Para peserta yang berhasil lolos dalam seleksi di tingkat provinsi ini dijadwalkan akan mengemban misi sebagai delegasi Sulawesi Barat. Mereka akan bertarung membawa nama daerah dalam lomba serupa yang digelar di level nasional.
“Kegiatan ini sangat baik dan kami memberi apresiasi, dimana anak-anak kita sebagai peserta ini memiliki kesempatan untuk mengikuti seleksi,” ujar Junda Maulana saat memberikan sambutan di hadapan para peserta.

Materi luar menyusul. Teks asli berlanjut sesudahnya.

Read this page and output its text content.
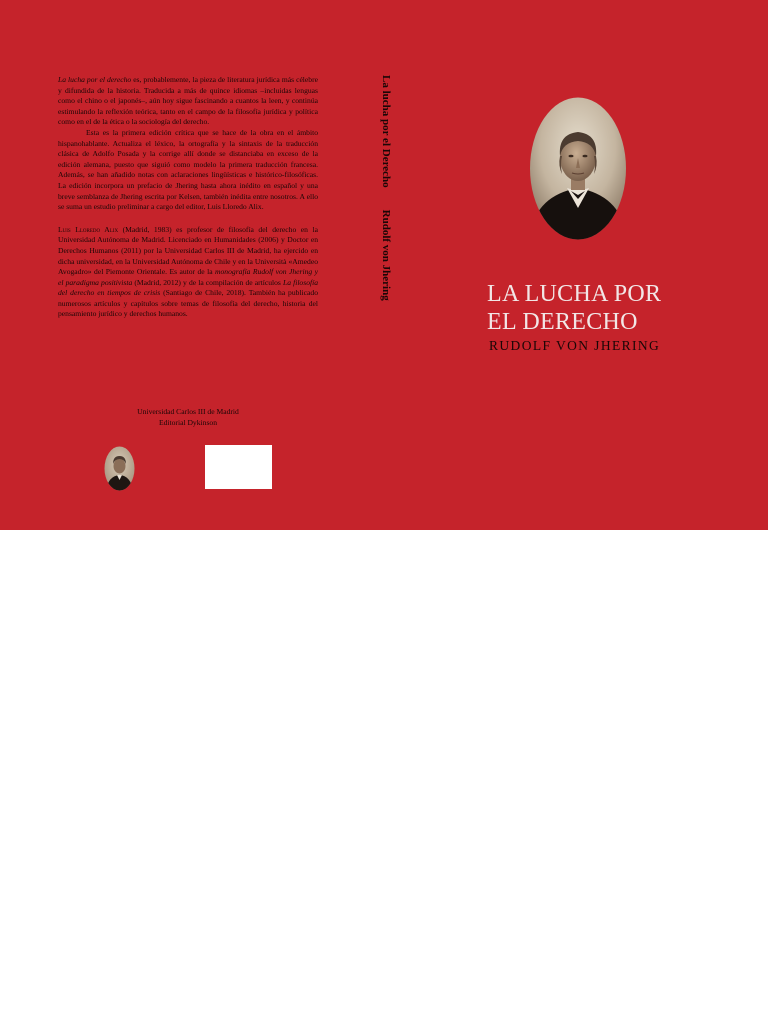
La lucha por el derecho es, probablemente, la pieza de literatura jurídica más célebre y difundida de la historia. Traducida a más de quince idiomas –incluidas lenguas como el chino o el japonés–, aún hoy sigue fascinando a cuantos la leen, y continúa estimulando la reflexión teórica, tanto en el campo de la filosofía jurídica y política como en el de la ética o la sociología del derecho.

Esta es la primera edición crítica que se hace de la obra en el ámbito hispanohablante. Actualiza el léxico, la ortografía y la sintaxis de la traducción clásica de Adolfo Posada y la corrige allí donde se distanciaba en exceso de la edición alemana, puesto que siguió como modelo la primera traducción francesa. Además, se han añadido notas con aclaraciones lingüísticas e histórico-filosóficas. La edición incorpora un prefacio de Jhering hasta ahora inédito en español y una breve semblanza de Jhering escrita por Kelsen, también inédita entre nosotros. A ello se suma un estudio preliminar a cargo del editor, Luis Lloredo Alix.

Luis Lloredo Alix (Madrid, 1983) es profesor de filosofía del derecho en la Universidad Autónoma de Madrid. Licenciado en Humanidades (2006) y Doctor en Derechos Humanos (2011) por la Universidad Carlos III de Madrid, ha ejercido en dicha universidad, en la Universidad Autónoma de Chile y en la Università «Amedeo Avogadro» del Piemonte Orientale. Es autor de la monografía Rudolf von Jhering y el paradigma positivista (Madrid, 2012) y de la compilación de artículos La filosofía del derecho en tiempos de crisis (Santiago de Chile, 2018). También ha publicado numerosos artículos y capítulos sobre temas de filosofía del derecho, historia del pensamiento jurídico y derechos humanos.

Universidad Carlos III de Madrid
Editorial Dykinson
La lucha por el DerechoRudolf von Jhering	LA LUCHA POR
EL DERECHO
RUDOLF VON JHERING
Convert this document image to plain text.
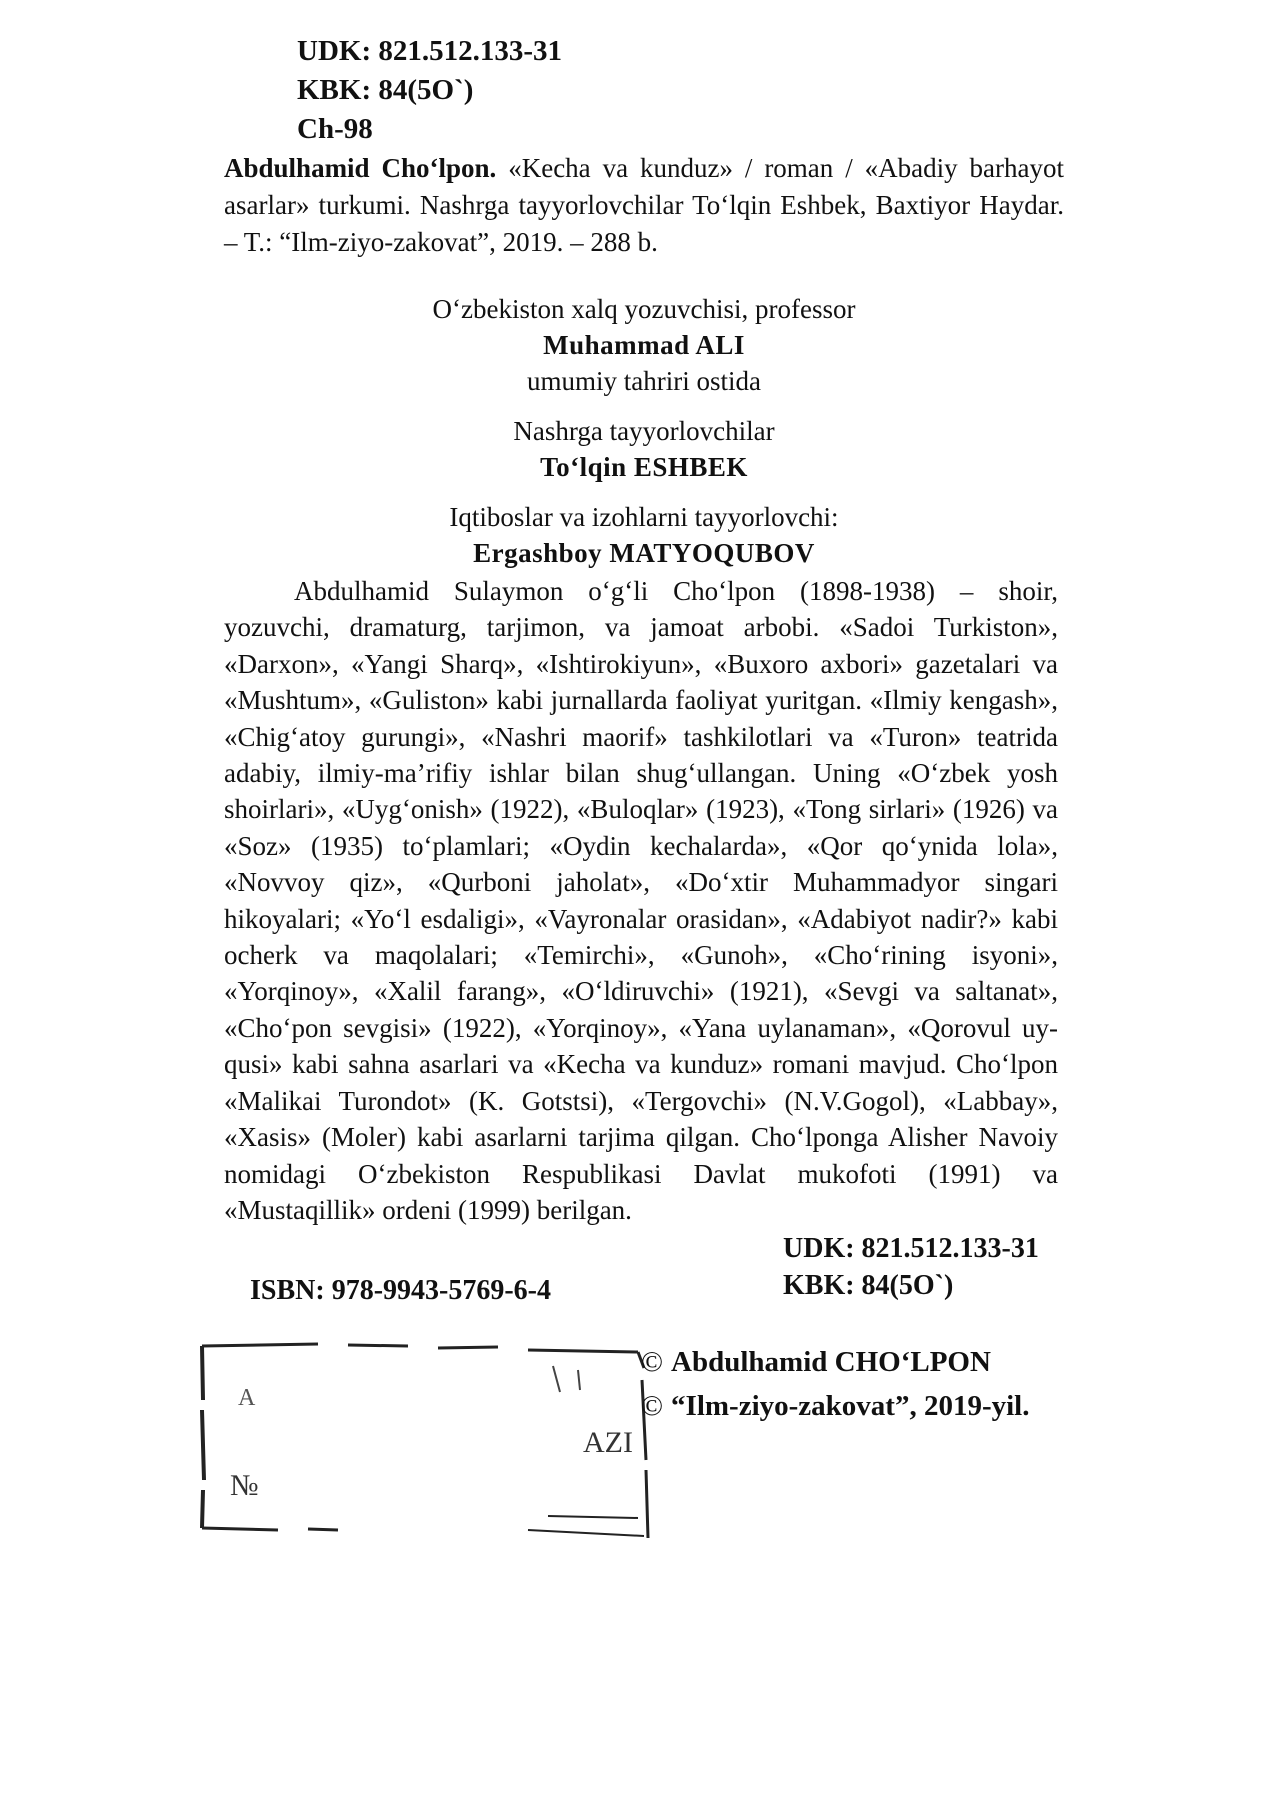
UDK: 821.512.133-31
KBK: 84(5O`)
Ch-98
Abdulhamid Cho‘lpon. «Kecha va kunduz» / roman / «Abadiy barhayot asarlar» turkumi. Nashrga tayyorlovchilar To‘lqin Eshbek, Baxtiyor Haydar. – T.: “Ilm-ziyo-zakovat”, 2019. – 288 b.
O‘zbekiston xalq yozuvchisi, professor
Muhammad ALI
umumiy tahriri ostida
Nashrga tayyorlovchilar
To‘lqin ESHBEK
Iqtiboslar va izohlarni tayyorlovchi:
Ergashboy MATYOQUBOV
Abdulhamid Sulaymon o‘g‘li Cho‘lpon (1898-1938) – shoir, yozuvchi, dramaturg, tarjimon, va jamoat arbobi. «Sadoi Turkiston», «Darxon», «Yangi Sharq», «Ishtirokiyun», «Buxoro axbori» gazetalari va «Mushtum», «Guliston» kabi jurnallarda faoliyat yuritgan. «Ilmiy kengash», «Chig‘atoy gurungi», «Nashri maorif» tashkilotlari va «Turon» teatrida adabiy, ilmiy-ma’rifiy ishlar bilan shug‘ullangan. Uning «O‘zbek yosh shoirlari», «Uyg‘onish» (1922), «Buloqlar» (1923), «Tong sirlari» (1926) va «Soz» (1935) to‘plamlari; «Oydin kechalarda», «Qor qo‘ynida lola», «Novvoy qiz», «Qurboni jaholat», «Do‘xtir Muhammadyor singari hikoyalari; «Yo‘l esdaligi», «Vayronalar orasidan», «Adabiyot nadir?» kabi ocherk va maqolalari; «Temirchi», «Gunoh», «Cho‘rining isyoni», «Yorqinoy», «Xalil farang», «O‘ldiruvchi» (1921), «Sevgi va saltanat», «Cho‘pon sevgisi» (1922), «Yorqinoy», «Yana uylanaman», «Qorovul uy-qusi» kabi sahna asarlari va «Kecha va kunduz» romani mavjud. Cho‘lpon «Malikai Turondot» (K. Gotstsi), «Tergovchi» (N.V.Gogol), «Labbay», «Xasis» (Moler) kabi asarlarni tarjima qilgan. Cho‘lponga Alisher Navoiy nomidagi O‘zbekiston Respublikasi Davlat mukofoti (1991) va «Mustaqillik» ordeni (1999) berilgan.
UDK: 821.512.133-31
KBK: 84(5O`)
ISBN: 978-9943-5769-6-4
A
AZI
№
© Abdulhamid CHO‘LPON
© “Ilm-ziyo-zakovat”, 2019-yil.
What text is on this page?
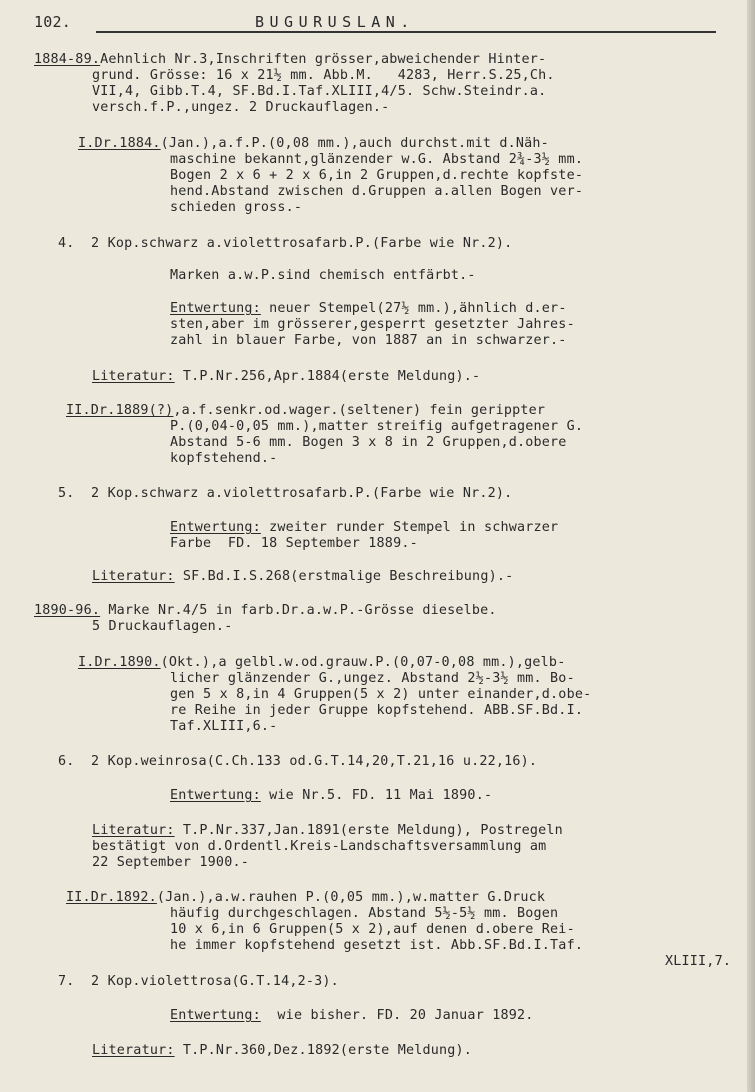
102.	BUGURUSLAN.
1884-89.Aehnlich Nr.3,Inschriften grösser,abweichender Hinter-
grund. Grösse: 16 x 21½ mm. Abb.M.   4283, Herr.S.25,Ch.
VII,4, Gibb.T.4, SF.Bd.I.Taf.XLIII,4/5. Schw.Steindr.a.
versch.f.P.,ungez. 2 Druckauflagen.-
I.Dr.1884.(Jan.),a.f.P.(0,08 mm.),auch durchst.mit d.Näh-
maschine bekannt,glänzender w.G. Abstand 2¾-3½ mm.
Bogen 2 x 6 + 2 x 6,in 2 Gruppen,d.rechte kopfste-
hend.Abstand zwischen d.Gruppen a.allen Bogen ver-
schieden gross.-
4.  2 Kop.schwarz a.violettrosafarb.P.(Farbe wie Nr.2).
Marken a.w.P.sind chemisch entfärbt.-
Entwertung: neuer Stempel(27½ mm.),ähnlich d.er-
sten,aber im grösserer,gesperrt gesetzter Jahres-
zahl in blauer Farbe, von 1887 an in schwarzer.-
Literatur: T.P.Nr.256,Apr.1884(erste Meldung).-
II.Dr.1889(?),a.f.senkr.od.wager.(seltener) fein gerippter
P.(0,04-0,05 mm.),matter streifig aufgetragener G.
Abstand 5-6 mm. Bogen 3 x 8 in 2 Gruppen,d.obere
kopfstehend.-
5.  2 Kop.schwarz a.violettrosafarb.P.(Farbe wie Nr.2).
Entwertung: zweiter runder Stempel in schwarzer
Farbe  FD. 18 September 1889.-
Literatur: SF.Bd.I.S.268(erstmalige Beschreibung).-
1890-96. Marke Nr.4/5 in farb.Dr.a.w.P.-Grösse dieselbe.
5 Druckauflagen.-
I.Dr.1890.(Okt.),a gelbl.w.od.grauw.P.(0,07-0,08 mm.),gelb-
licher glänzender G.,ungez. Abstand 2½-3½ mm. Bo-
gen 5 x 8,in 4 Gruppen(5 x 2) unter einander,d.obe-
re Reihe in jeder Gruppe kopfstehend. ABB.SF.Bd.I.
Taf.XLIII,6.-
6.  2 Kop.weinrosa(C.Ch.133 od.G.T.14,20,T.21,16 u.22,16).
Entwertung: wie Nr.5. FD. 11 Mai 1890.-
Literatur: T.P.Nr.337,Jan.1891(erste Meldung), Postregeln
bestätigt von d.Ordentl.Kreis-Landschaftsversammlung am
22 September 1900.-
II.Dr.1892.(Jan.),a.w.rauhen P.(0,05 mm.),w.matter G.Druck
häufig durchgeschlagen. Abstand 5½-5½ mm. Bogen
10 x 6,in 6 Gruppen(5 x 2),auf denen d.obere Rei-
he immer kopfstehend gesetzt ist. Abb.SF.Bd.I.Taf.
XLIII,7.
7.  2 Kop.violettrosa(G.T.14,2-3).
Entwertung:  wie bisher. FD. 20 Januar 1892.
Literatur: T.P.Nr.360,Dez.1892(erste Meldung).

Pemenang utama nantinya tidak hanya membawa pulang trofi, tetapi memikul tanggung jawab besar sebagai representasi kualitas kedisiplinan pemuda Sulbar. Hal ini menjadi motivasi bagi para peserta dari berbagai kabupaten untuk tampil maksimal.
Selain mengejar target juara, Pemprov Sulbar menekankan pentingnya nilai-nilai kepemimpinan yang tertanam selama proses latihan. Baris-berbaris dinilai sebagai analogi nyata dalam kehidupan bernegara, di mana kepatuhan anggota dan kualitas pemimpin diuji secara bersamaan.
“Nanti yang juara akan mengikuti lomba tingkat nasional, disamping itu banyak sekali manfaat didapatkan seperti kesempatan dan dilatih kepemimpinan termasuk bagaimana kepatuhan sebagai anggota,” ungkapnya.
Junda menambahkan bahwa keberhasilan dalam formasi baris-berbaris merupakan hasil kerja kolektif, bukan prestasi individu semata. Pola kerja sama ini diharapkan terbawa dalam kehidupan bermasyarakat sehari-hari.
“Jadi keberhasilan ini tidak dihasilkan dua orang, tapi kolaborasi dari semua yang ikut, makanya kerjasamanya sangat diperlukan,” tambahnya.
Dalam arahannya, Junda Maulana juga mengingatkan para juri dan peserta untuk menjaga integritas selama perlombaan berlangsung. Ia berharap seluruh proses penilaian dilakukan secara transparan agar menghasilkan perwakilan yang benar-benar kompeten.
“Inilah contoh dan saya harap ini berjalan dengan fair, sehingga yang terpilih nantinya dan kedepan kita bisa tingkatkan lagi agar lebih meriah lagi,” pungkasnya.
Agenda ini terselenggara berkat kerja sama strategis antara MPR RI dengan Purna Paskibraka Sulawesi Barat. Selain sebagai ajang kompetisi, kegiatan ini menjadi instrumen penting dalam memperkuat karakter generasi muda di Tanah Mandar.